Когда все снова сошлись в конторе, зашел разговор об отпусках. Вот уже несколько недель на столе у Эдвина были разбросаны брошюры, сулящие немыслимые прелести туризма, но все знали, что он только листает их изредка, а ежегодный отпуск неизменно проводит в семье своей дочери.
— Греция, — сказал Норман, взяв брошюру с Акрополем на обложке. — Вот куда мне всегда хотелось съездить.
Марсия с удивлением уставилась на него. Остальные тоже изумились, но виду не подали. Что это? Какая-то новая сторона жизни Нормана, какое-то до сих пор не обнаруженное стремление вдруг выплыло наружу?

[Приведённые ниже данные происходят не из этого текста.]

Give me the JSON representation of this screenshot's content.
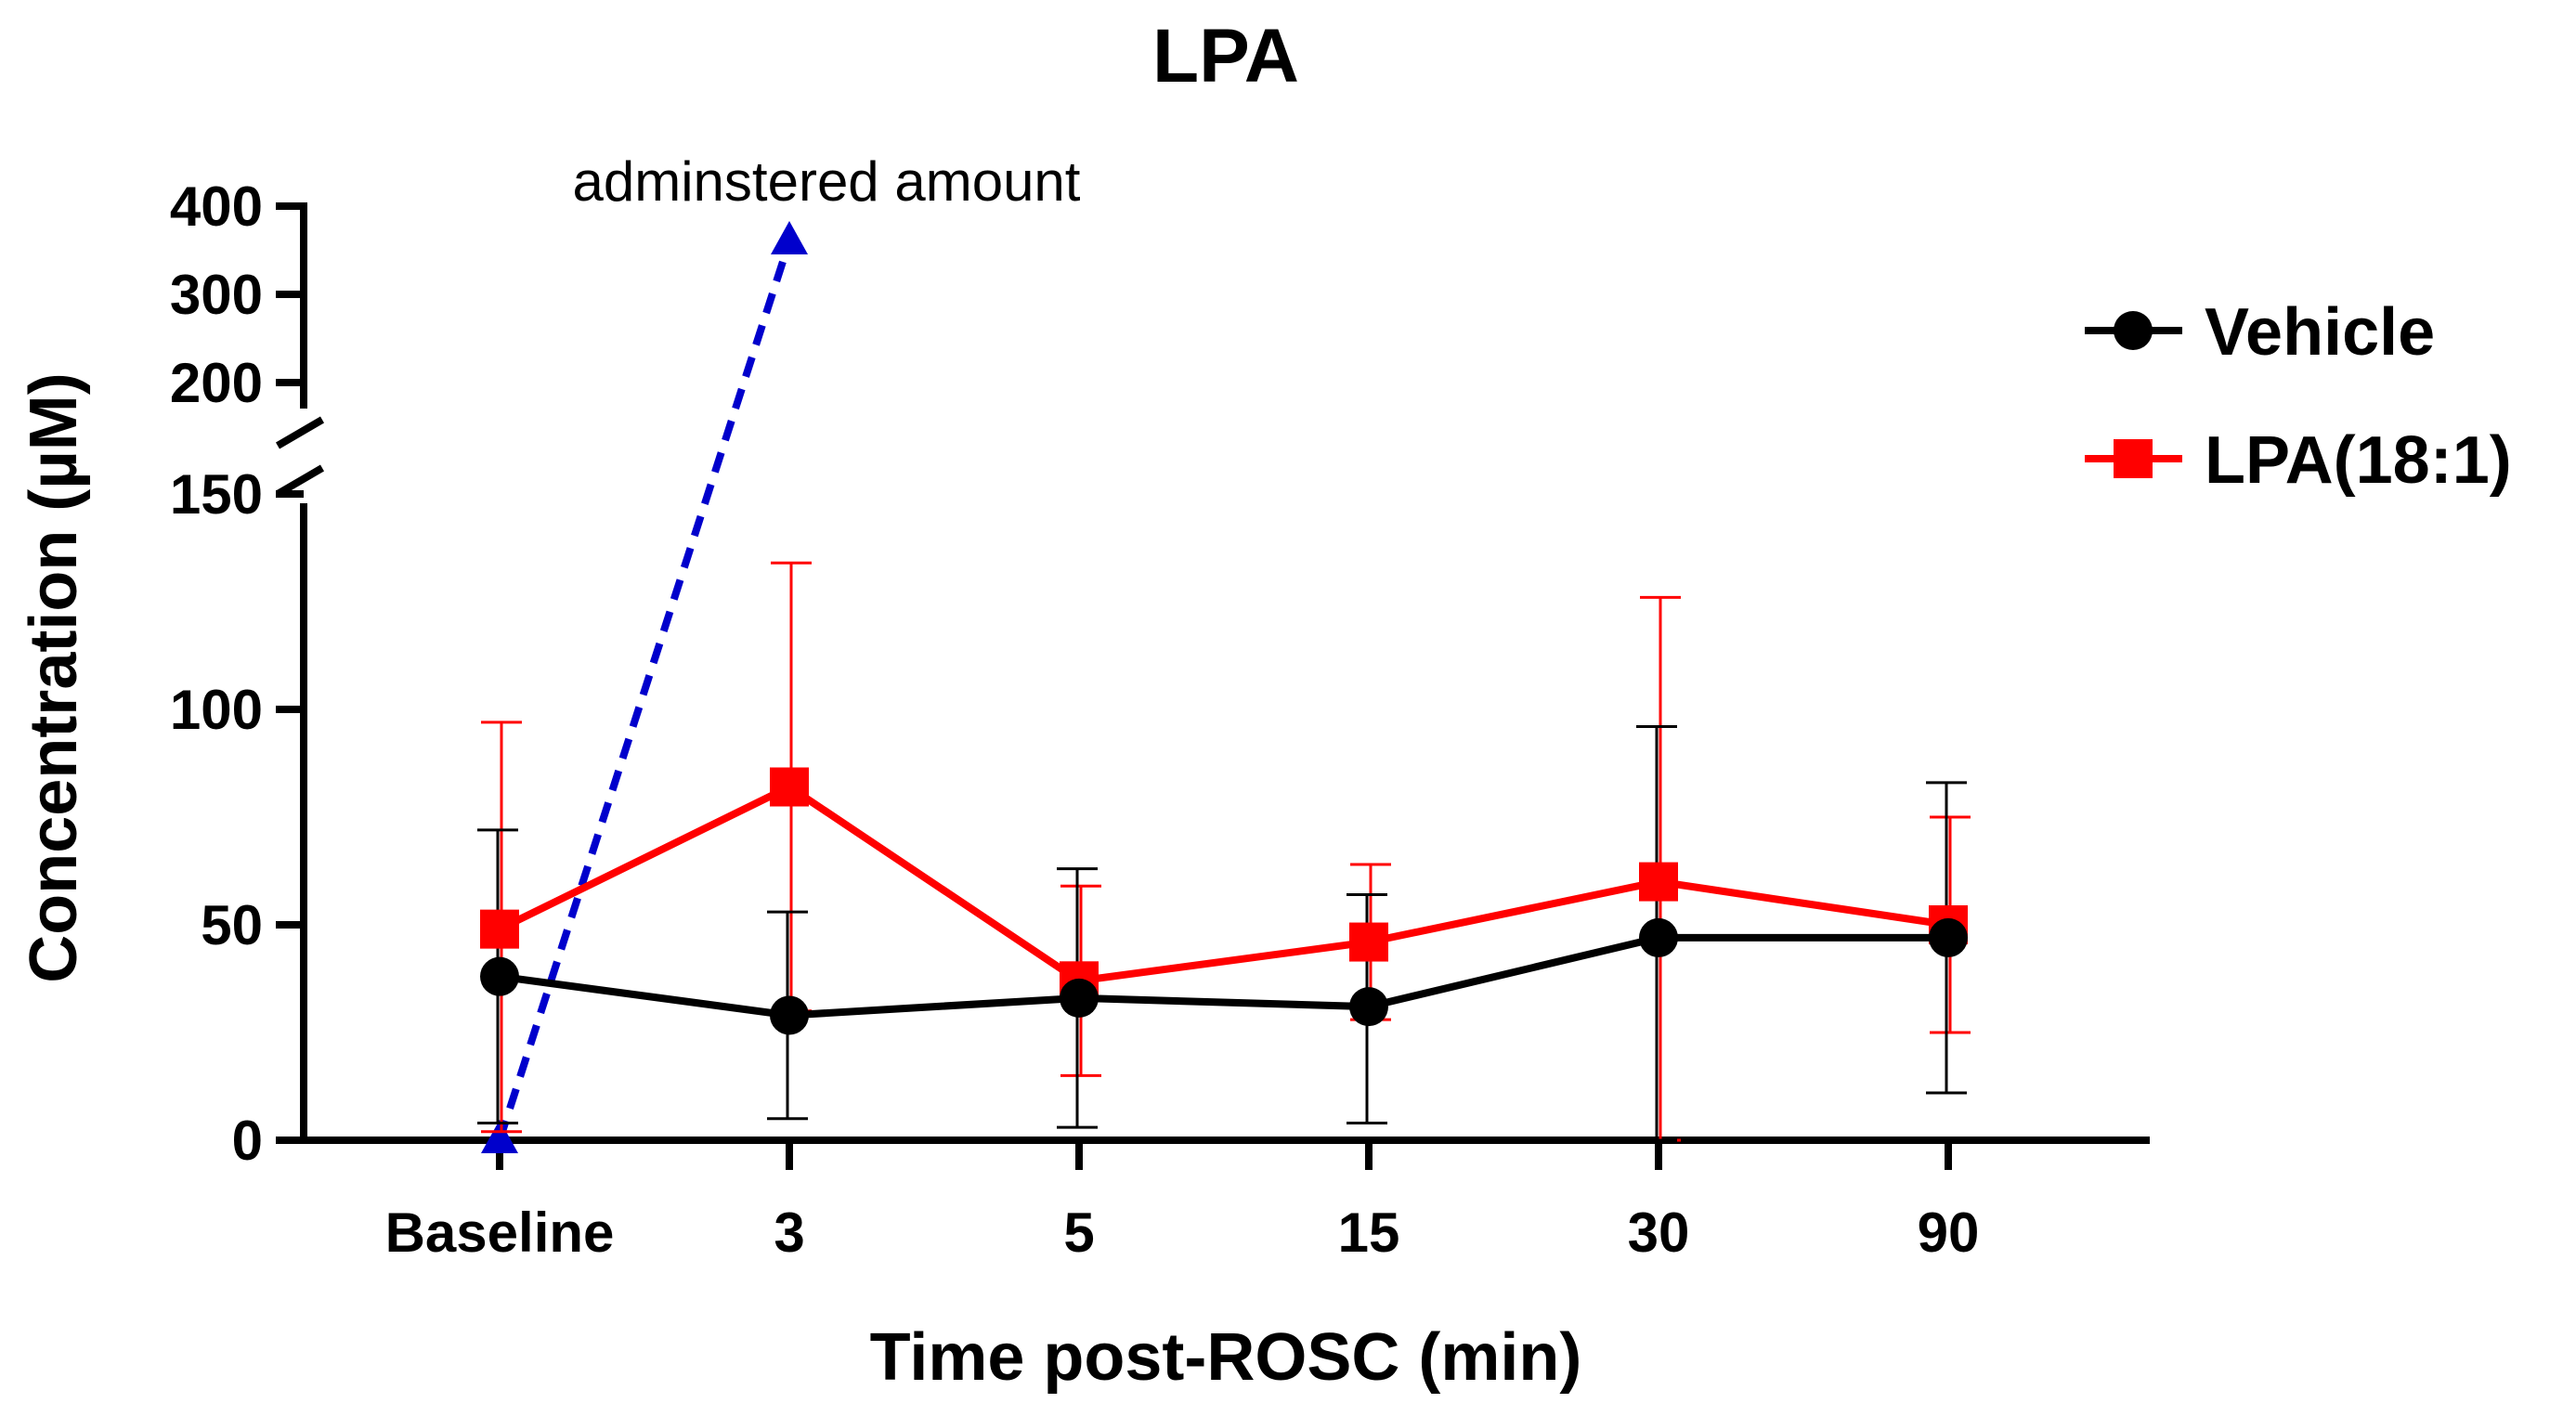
{
  "chart_data": {
    "type": "line",
    "title": "LPA",
    "xlabel": "Time post-ROSC (min)",
    "ylabel": "Concentration (µM)",
    "categories": [
      "Baseline",
      "3",
      "5",
      "15",
      "30",
      "90"
    ],
    "y_axis": {
      "lower_segment": {
        "range": [
          0,
          150
        ],
        "ticks": [
          "0",
          "50",
          "100",
          "150"
        ],
        "tick_values": [
          0,
          50,
          100,
          150
        ]
      },
      "upper_segment": {
        "range": [
          200,
          400
        ],
        "ticks": [
          "200",
          "300",
          "400"
        ],
        "tick_values": [
          200,
          300,
          400
        ]
      },
      "broken": true
    },
    "series": [
      {
        "name": "Vehicle",
        "color": "#000000",
        "marker": "circle",
        "values": [
          38,
          29,
          33,
          31,
          47,
          47
        ],
        "error_upper": [
          72,
          53,
          63,
          57,
          96,
          83
        ],
        "error_lower": [
          4,
          5,
          3,
          4,
          0,
          11
        ]
      },
      {
        "name": "LPA(18:1)",
        "color": "#ff0000",
        "marker": "square",
        "values": [
          49,
          82,
          37,
          46,
          60,
          50
        ],
        "error_upper": [
          97,
          134,
          59,
          64,
          126,
          75
        ],
        "error_lower": [
          2,
          30,
          15,
          28,
          0,
          25
        ]
      }
    ],
    "administered": {
      "label": "adminstered amount",
      "color": "#0000cc",
      "marker": "triangle",
      "points": [
        {
          "category": "Baseline",
          "value": 0
        },
        {
          "category": "3",
          "value": 360
        }
      ]
    },
    "legend": {
      "placement": "right",
      "entries": [
        "Vehicle",
        "LPA(18:1)"
      ]
    }
  }
}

Свой отпуск он всегда проводил в Англии, и это всегда плохо кончалось.
— Говорят, там изумительное освещение, есть в нем что-то совершенно исключительное, — сказала Летти, вспомнив то ли услышанное, то ли прочитанное где-то. — И море цвета темного вина… Кажется, так это описывают?
— Какого там цвета море, мне безразлично, — сказал Норман. — Меня интересует плавание.
— Подводное плавание? Вы об этом? — спросил удивившийся Эдвин.
— Ну и что? — с вызовом ответил Норман. — Сейчас многие этим занимаются. Под водой находят клады, сокровища…
Эдвин засмеялся. — Ну, тогда отпуск у вас получится не такой, как в прошлом году, — сострил он. Норман ездил с туристской группой на запад Англии, и по каким-то неведомым причинам единственный его отзыв об этой поездке был: «Первый и последний раз». — По-моему, вы там не очень-то много кладов обнаружили.
— Я никогда не могла понять, почему люди уезжают из дому, — сказала Марсия. — Когда становишься старше, в такие поездки не так уж и тянет. — Если Нормана действительно одолевают какие-то тайные стремления, вполне мог бы ограничиться посещениями в обеденный перерыв Британского музея. Посидел бы там, полюбовался бы сокровищами исчезнувших цивилизаций, подумала она. Сама же Марсия никуда не уезжала; во время отпуска она предавалась каким-то загадочным утехам.
— Да, разглядывать картинки — это, пожалуй, все, на что я способен, — сказал Норман. — Вот Летти у нас дело другое.
— Я в Грецию никогда не ездила, — сказала Летти, но из всей этой четверки она была, пожалуй, самая смелая. Летти не раз отправлялась в круизы вместе с Марджори, и открытки, присланные ею из Испании, Италии и Югославии, все еще украшали стены конторы. Но в этом году Марджори, видимо, решила остаться дома, и, так как, уйдя на пенсию, Летти собиралась поселиться вместе с ней в ее коттедже, было бы неплохо свыкнуться с жизнью в небольшом загородном поселке. Двух недель хватит, чтобы получить представление о том, как люди проводят время в таких местах. Она будет совершать походы по окрестностям, участвовать в пикниках, если позволит погода. «А в саду на полянке цветут пышные розы, и все такое прочее, — как говорил Норман, когда речь заходила о том, как Летти будет жить, уйдя на пенсию. — Но погода все может испортить, — не мог не добавить он. — Уж мне ли этого не знать!»